Realizing my “voice” might just be a pile of bad habits.
I’m going to word this carefully because I don’t want this to sound like I’m fishing for reassurance or doing the whole “am I secretly good?” thing.
I’m not a beginner beginner, but I’m also nowhere near where I want to be. I write a lot. Not always consistently in the noble disciplined writer way, but enough that I’m past the point where “just write more” feels like useful advice by itself.
The problem I’m having is this:
I genuinely can’t tell the difference between my “voice” and my bad habits anymore.
Like, I know everyone says voice is the natural way you see the world, the rhythm of your sentences, the kind of things you notice, etc. Fine. I get that in theory.
But what if the thing that feels natural is also the thing making the writing worse?
I over-explain. I repeat emotional beats. I make characters think the same thought three different ways because apparently I do not trust the reader to understand anything unless I put a neon sign over it. I also have this habit of making every sentence slightly dramatic, like every paragraph is trying to prove it belongs in a novel.
And the annoying part is that when I’m writing it, it feels like style. It feels intentional. It feels like “this is how I write.”
Then I reread it two days later and I’m like, no, this is not voice. This is insecurity wearing a coat.
But then I cut too much and suddenly everything feels flat and dead and not mine anymore.
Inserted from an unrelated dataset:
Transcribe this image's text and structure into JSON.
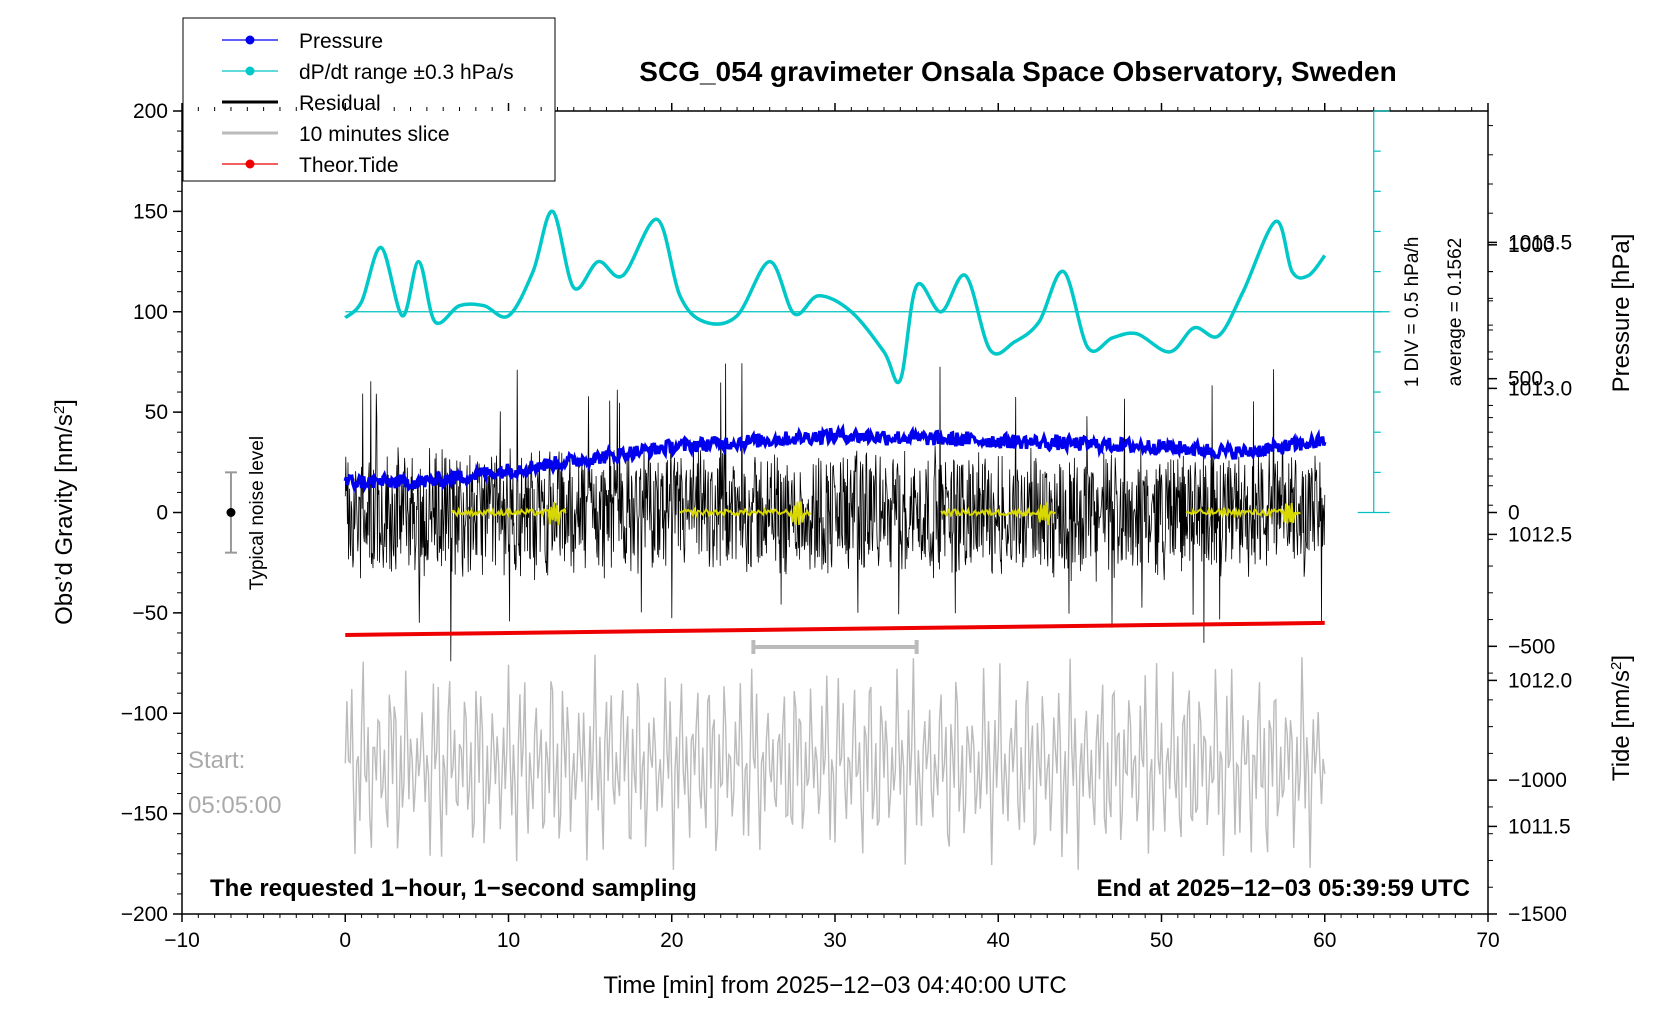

So I’m stuck in this weird loop where my raw writing feels bloated, but my edited writing feels emotionally sanded down. I don’t know where the actual good middle is.
Has anyone else had this problem? Where you genuinely cannot tell whether something is part of your style or just a flaw you’ve become attached to?
How do you separate “this is my voice” from “this is just a crutch I keep defending because it feels familiar”?
I’m especially interested in practical methods, not just “read more” or “get feedback,” because I am doing those things. I need ways to actually train my eye for this.
Would appreciate any thoughts, even if the answer is that I’m overthinking this in the most writerly way possible.